Die Financial Conduct Authority wird in den kommenden Wochen eine radikale Umgestaltung der Börsenzulassungsregeln beschließen.

"Die Hauptbotschaft der CMIT ist, dass das Vereinigte Königreich Börsennotierungen vor allem an die USA verloren hat, weil die Regeln im Vereinigten Königreich zu schwerfällig sind, und dass eine Lockerung des Börsenzulassungsregimes eine Lösung dafür ist", heißt es in dem Brief, den der LAPFF-Vorsitzende Doug McMurdo am Dienstag an den Vorsitzenden der LSE-Gruppe Don Robert geschickt hat.

"Wir sind besorgt darüber, dass die vom CMIT vertretenen Positionen weder evidenzbasiert noch ausgewogen sind, und dass einige Positionen grundsätzlich wenig glaubwürdig sind", heißt es in dem Schreiben, in dem auch darauf hingewiesen wird, dass die Eigentümer von Vermögenswerten im CMIT nicht vertreten sind, im Gegensatz zu den "Gebührenzahlern" wie den Vermögensverwaltern.

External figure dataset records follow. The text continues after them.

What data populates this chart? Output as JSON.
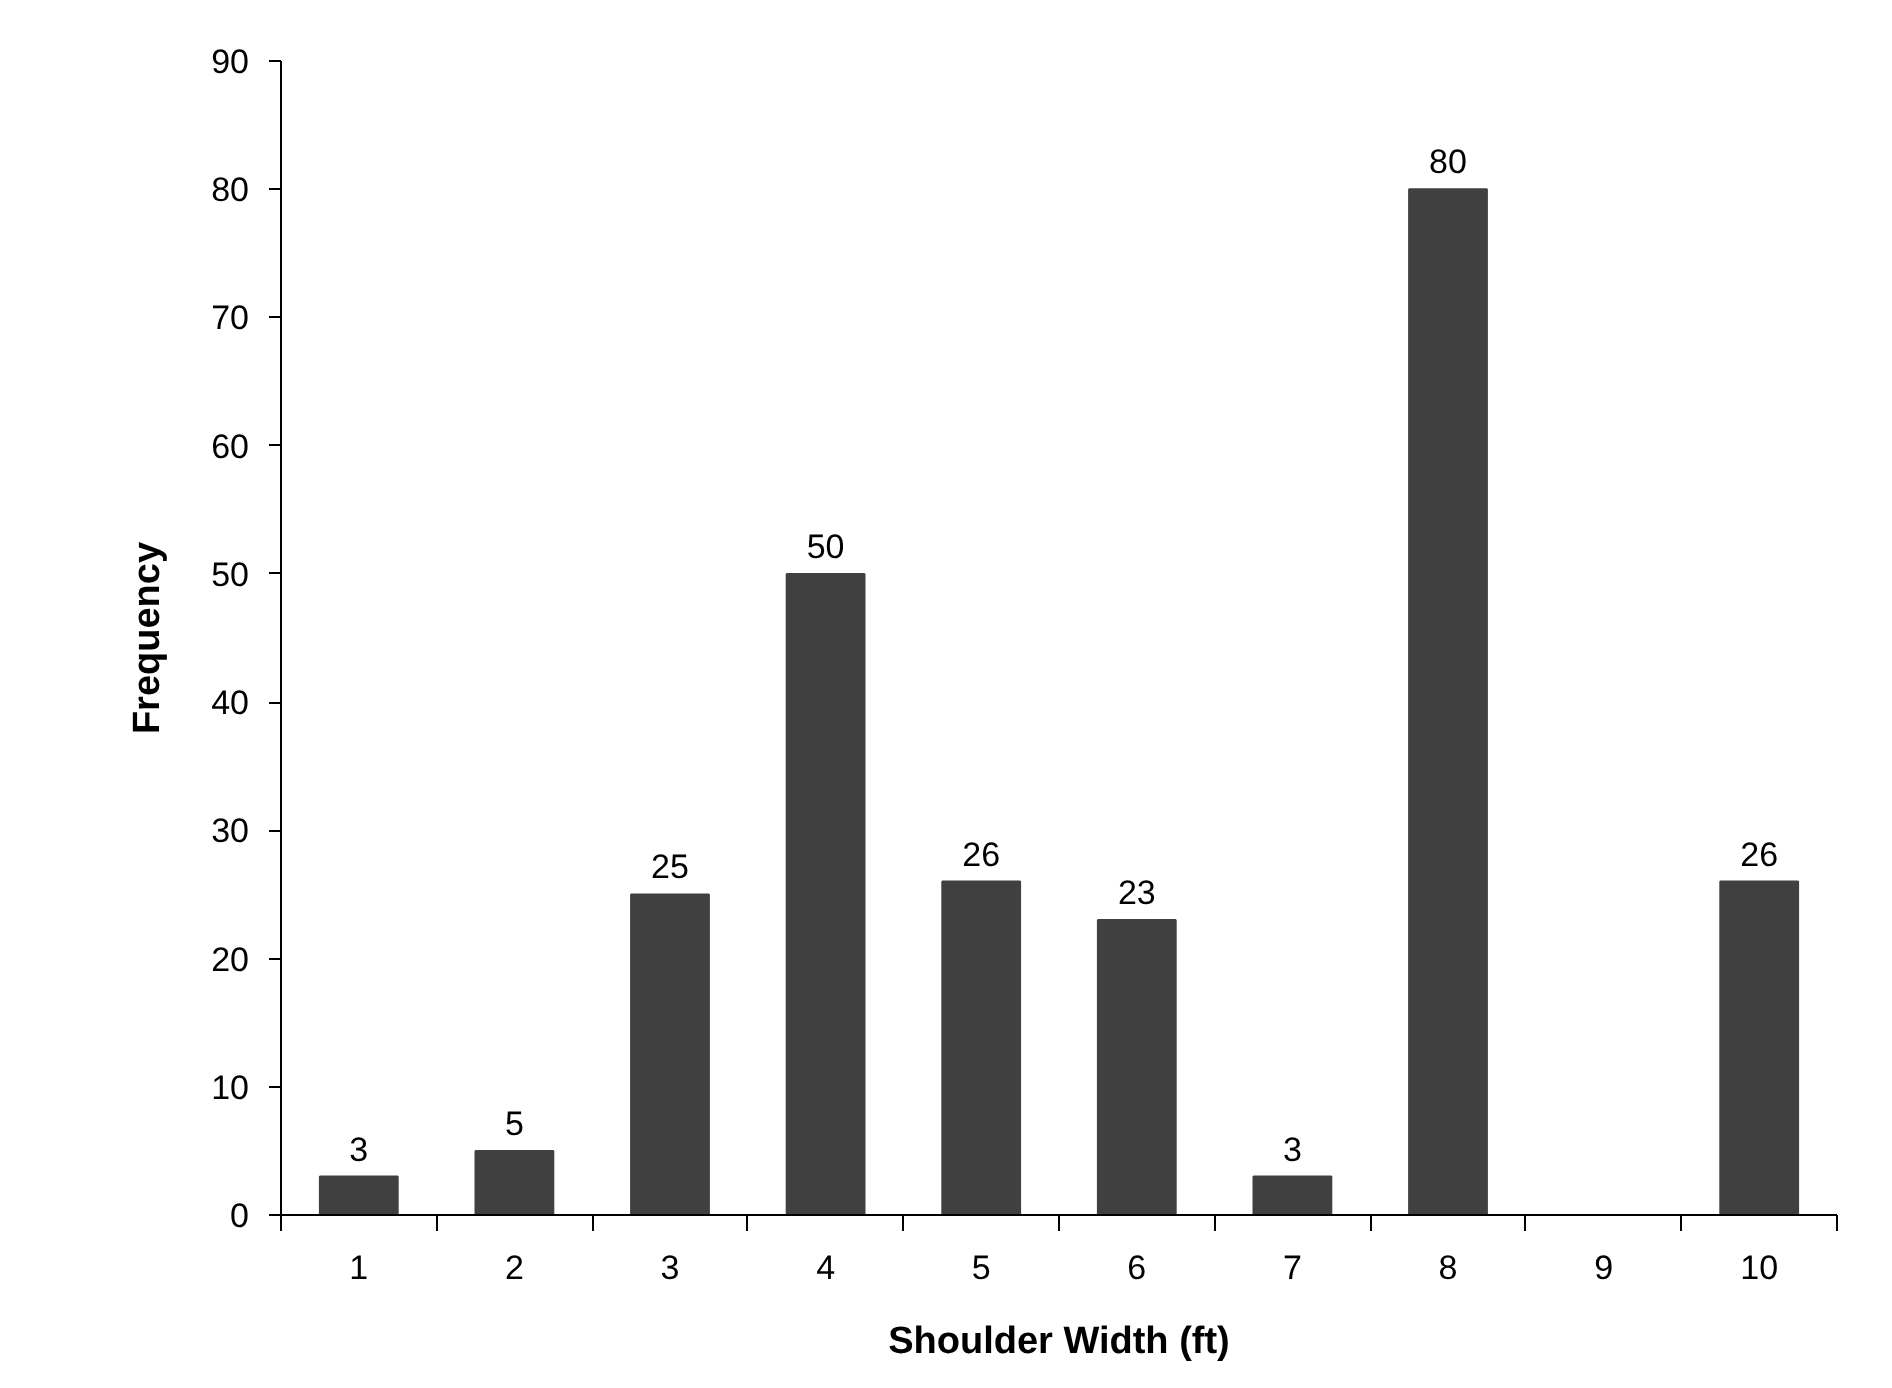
{
  "chart_data": {
    "type": "bar",
    "xlabel": "Shoulder Width (ft)",
    "ylabel": "Frequency",
    "categories": [
      "1",
      "2",
      "3",
      "4",
      "5",
      "6",
      "7",
      "8",
      "9",
      "10"
    ],
    "values": [
      3,
      5,
      25,
      50,
      26,
      23,
      3,
      80,
      0,
      26
    ],
    "value_labels": [
      "3",
      "5",
      "25",
      "50",
      "26",
      "23",
      "3",
      "80",
      null,
      "26"
    ],
    "color": "#404040",
    "ylim": [
      0,
      90
    ],
    "yticks": [
      0,
      10,
      20,
      30,
      40,
      50,
      60,
      70,
      80,
      90
    ],
    "grid": false
  }
}
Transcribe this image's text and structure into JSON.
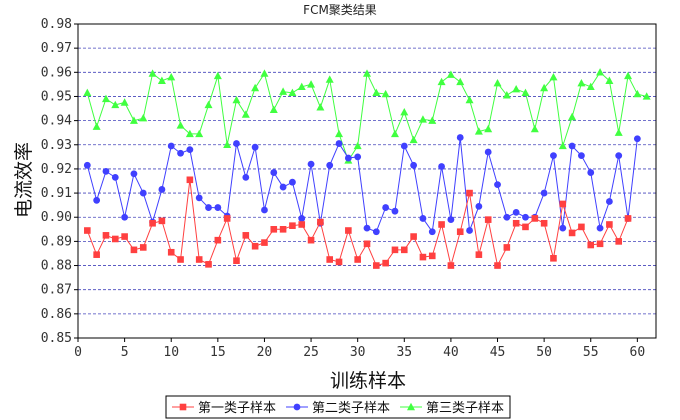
{
  "chart_data": {
    "type": "line",
    "title": "FCM聚类结果",
    "xlabel": "训练样本",
    "ylabel": "电流效率",
    "xlim": [
      0,
      62
    ],
    "ylim": [
      0.85,
      0.98
    ],
    "xticks": [
      0,
      5,
      10,
      15,
      20,
      25,
      30,
      35,
      40,
      45,
      50,
      55,
      60
    ],
    "yticks": [
      0.85,
      0.86,
      0.87,
      0.88,
      0.89,
      0.9,
      0.91,
      0.92,
      0.93,
      0.94,
      0.95,
      0.96,
      0.97,
      0.98
    ],
    "xtick_labels": [
      "0",
      "5",
      "10",
      "15",
      "20",
      "25",
      "30",
      "35",
      "40",
      "45",
      "50",
      "55",
      "60"
    ],
    "ytick_labels": [
      "0.85",
      "0.86",
      "0.87",
      "0.88",
      "0.89",
      "0.90",
      "0.91",
      "0.92",
      "0.93",
      "0.94",
      "0.95",
      "0.96",
      "0.97",
      "0.98"
    ],
    "grid": true,
    "legend_position": "bottom",
    "series": [
      {
        "name": "第一类子样本",
        "color": "#ff4040",
        "marker": "square",
        "x": [
          1,
          2,
          3,
          4,
          5,
          6,
          7,
          8,
          9,
          10,
          11,
          12,
          13,
          14,
          15,
          16,
          17,
          18,
          19,
          20,
          21,
          22,
          23,
          24,
          25,
          26,
          27,
          28,
          29,
          30,
          31,
          32,
          33,
          34,
          35,
          36,
          37,
          38,
          39,
          40,
          41,
          42,
          43,
          44,
          45,
          46,
          47,
          48,
          49,
          50,
          51,
          52,
          53,
          54,
          55,
          56,
          57,
          58,
          59
        ],
        "values": [
          0.8945,
          0.8845,
          0.8925,
          0.891,
          0.892,
          0.8865,
          0.8875,
          0.8975,
          0.8985,
          0.8855,
          0.8825,
          0.9155,
          0.8825,
          0.8805,
          0.8905,
          0.8995,
          0.882,
          0.8925,
          0.888,
          0.8895,
          0.895,
          0.895,
          0.8965,
          0.897,
          0.8905,
          0.898,
          0.8825,
          0.8815,
          0.8945,
          0.8825,
          0.889,
          0.88,
          0.881,
          0.8865,
          0.8865,
          0.892,
          0.8835,
          0.884,
          0.897,
          0.88,
          0.894,
          0.91,
          0.8845,
          0.899,
          0.88,
          0.8875,
          0.8975,
          0.896,
          0.8995,
          0.8975,
          0.883,
          0.9055,
          0.8935,
          0.896,
          0.8885,
          0.889,
          0.897,
          0.89,
          0.8995
        ]
      },
      {
        "name": "第二类子样本",
        "color": "#4040ff",
        "marker": "circle",
        "x": [
          1,
          2,
          3,
          4,
          5,
          6,
          7,
          8,
          9,
          10,
          11,
          12,
          13,
          14,
          15,
          16,
          17,
          18,
          19,
          20,
          21,
          22,
          23,
          24,
          25,
          26,
          27,
          28,
          29,
          30,
          31,
          32,
          33,
          34,
          35,
          36,
          37,
          38,
          39,
          40,
          41,
          42,
          43,
          44,
          45,
          46,
          47,
          48,
          49,
          50,
          51,
          52,
          53,
          54,
          55,
          56,
          57,
          58,
          59,
          60
        ],
        "values": [
          0.9215,
          0.907,
          0.919,
          0.9165,
          0.9,
          0.918,
          0.91,
          0.898,
          0.9115,
          0.9295,
          0.9265,
          0.928,
          0.908,
          0.904,
          0.904,
          0.9005,
          0.9305,
          0.9165,
          0.929,
          0.903,
          0.9185,
          0.9125,
          0.9145,
          0.8995,
          0.922,
          0.8975,
          0.9215,
          0.9305,
          0.9245,
          0.925,
          0.8955,
          0.894,
          0.904,
          0.9025,
          0.9295,
          0.9215,
          0.8995,
          0.894,
          0.921,
          0.899,
          0.933,
          0.8945,
          0.9045,
          0.927,
          0.9135,
          0.9,
          0.902,
          0.9,
          0.9,
          0.91,
          0.9255,
          0.8955,
          0.9295,
          0.9255,
          0.9185,
          0.8955,
          0.9065,
          0.9255,
          0.8995,
          0.9325
        ]
      },
      {
        "name": "第三类子样本",
        "color": "#40ff40",
        "marker": "triangle",
        "x": [
          1,
          2,
          3,
          4,
          5,
          6,
          7,
          8,
          9,
          10,
          11,
          12,
          13,
          14,
          15,
          16,
          17,
          18,
          19,
          20,
          21,
          22,
          23,
          24,
          25,
          26,
          27,
          28,
          29,
          30,
          31,
          32,
          33,
          34,
          35,
          36,
          37,
          38,
          39,
          40,
          41,
          42,
          43,
          44,
          45,
          46,
          47,
          48,
          49,
          50,
          51,
          52,
          53,
          54,
          55,
          56,
          57,
          58,
          59,
          60,
          61
        ],
        "values": [
          0.9515,
          0.9375,
          0.949,
          0.9465,
          0.9475,
          0.94,
          0.941,
          0.9595,
          0.9565,
          0.958,
          0.938,
          0.9345,
          0.9345,
          0.9465,
          0.9585,
          0.93,
          0.9485,
          0.9425,
          0.9535,
          0.9595,
          0.9445,
          0.952,
          0.9515,
          0.954,
          0.955,
          0.9455,
          0.957,
          0.9345,
          0.9235,
          0.9295,
          0.9595,
          0.9515,
          0.951,
          0.9345,
          0.9435,
          0.932,
          0.9405,
          0.94,
          0.956,
          0.959,
          0.956,
          0.9485,
          0.9355,
          0.9365,
          0.9555,
          0.9505,
          0.953,
          0.9515,
          0.9365,
          0.9535,
          0.958,
          0.9295,
          0.9415,
          0.9555,
          0.954,
          0.96,
          0.9565,
          0.935,
          0.9585,
          0.951,
          0.95
        ]
      }
    ]
  }
}
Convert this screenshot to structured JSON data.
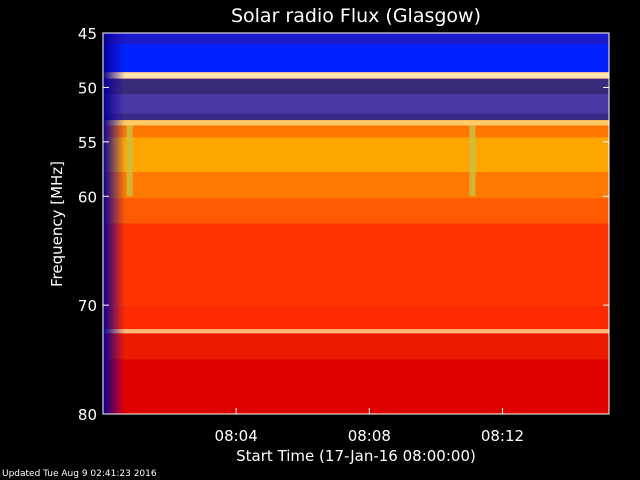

LSEG lehnte es ab, den Brief sofort zu kommentieren. CMIT reagierte nicht sofort auf eine Bitte um Stellungnahme.

Pensionsfonds haben bereits Bedenken wegen der schwächeren Börsennotierungsregeln geäußert. Railpen und neun andere britische Pensionsfonds, die 300 Milliarden Pfund (379 Milliarden Dollar) verwalten, warnten die FCA im vergangenen Juni vor einem Vorschlag, der ihrer Meinung nach die Rechte der Aktionäre verwässern würde.

Das Baustoffunternehmen CRH und der Online-Sportwettenanbieter Flutter Entertainment gehören zu den Unternehmen, die von London nach New York umgezogen sind. Der britische Chipdesigner ARM hat sich ebenfalls für eine Notierung in New York entschieden, trotz der Bemühungen der britischen Regierung.

Einige von der Regierung vorgeschlagene Finanzreformen für die Zeit nach dem Brexit, die von der Branche weitgehend unterstützt wurden, waren in Vorbereitung, bevor der CMIT im Juli 2022 eingeführt wurde.

Sechsundfünfzig der 87 Mitglieder des LAPFF halten Aktien der LSE Group, die knapp 1,5 % des gesamten Aktienkapitals ausmachen. Damit gehören sie nach Angaben der LSEG zu den 15 größten Investoren.

McMurdo wies darauf hin, dass der Trend, dass immer weniger Unternehmen an der Börse notiert sind, kein spezifisches Problem Großbritanniens ist, da auch die Zahl der US-Börsengesellschaften im Laufe der Zeit abnimmt. Außerdem hätten sowohl Shell als auch Unilever das Vereinigte Königreich den Niederlanden vorgezogen, als sie ihre doppelte Börsennotierung aufgaben.

Eine Reihe von Unternehmen verließen die öffentlichen Märkte auch aufgrund von Insolvenzen, unter anderem wegen mangelhafter Rechnungsprüfung, wie Northern Rock und Carillion.

Angesichts dessen bekräftigte McMurdo die Ansicht des LAPFF, dass die Governance-Standards und das britische Börsenzulassungsregime stark sein müssen, um sowohl die Interessen der Anleger als auch die britische Wirtschaft zu schützen.

"Wenn die LSE Lobbyarbeit betreibt, um die Governance- und Börsenzulassungsvorschriften abzusenken, riskiert sie nicht nur den Verlust ihres guten Rufs, sondern vergiftet auch den Brunnen und macht das Vereinigte Königreich zu einem ungünstigen Ort für die Kapitalallokation.

"Wir fordern die LSEG daher auf, alle ihr vorliegenden Beweise für einen Zusammenhang zwischen den Börsenzulassungsregeln, die zu weniger Börsenzulassungen oder weniger Investitionen führen, zu veröffentlichen."

Thomson Reuters, Eigentümer von Reuters News, hält eine Minderheitsbeteiligung an der LSEG, die Reuters für Nachrichten bezahlt.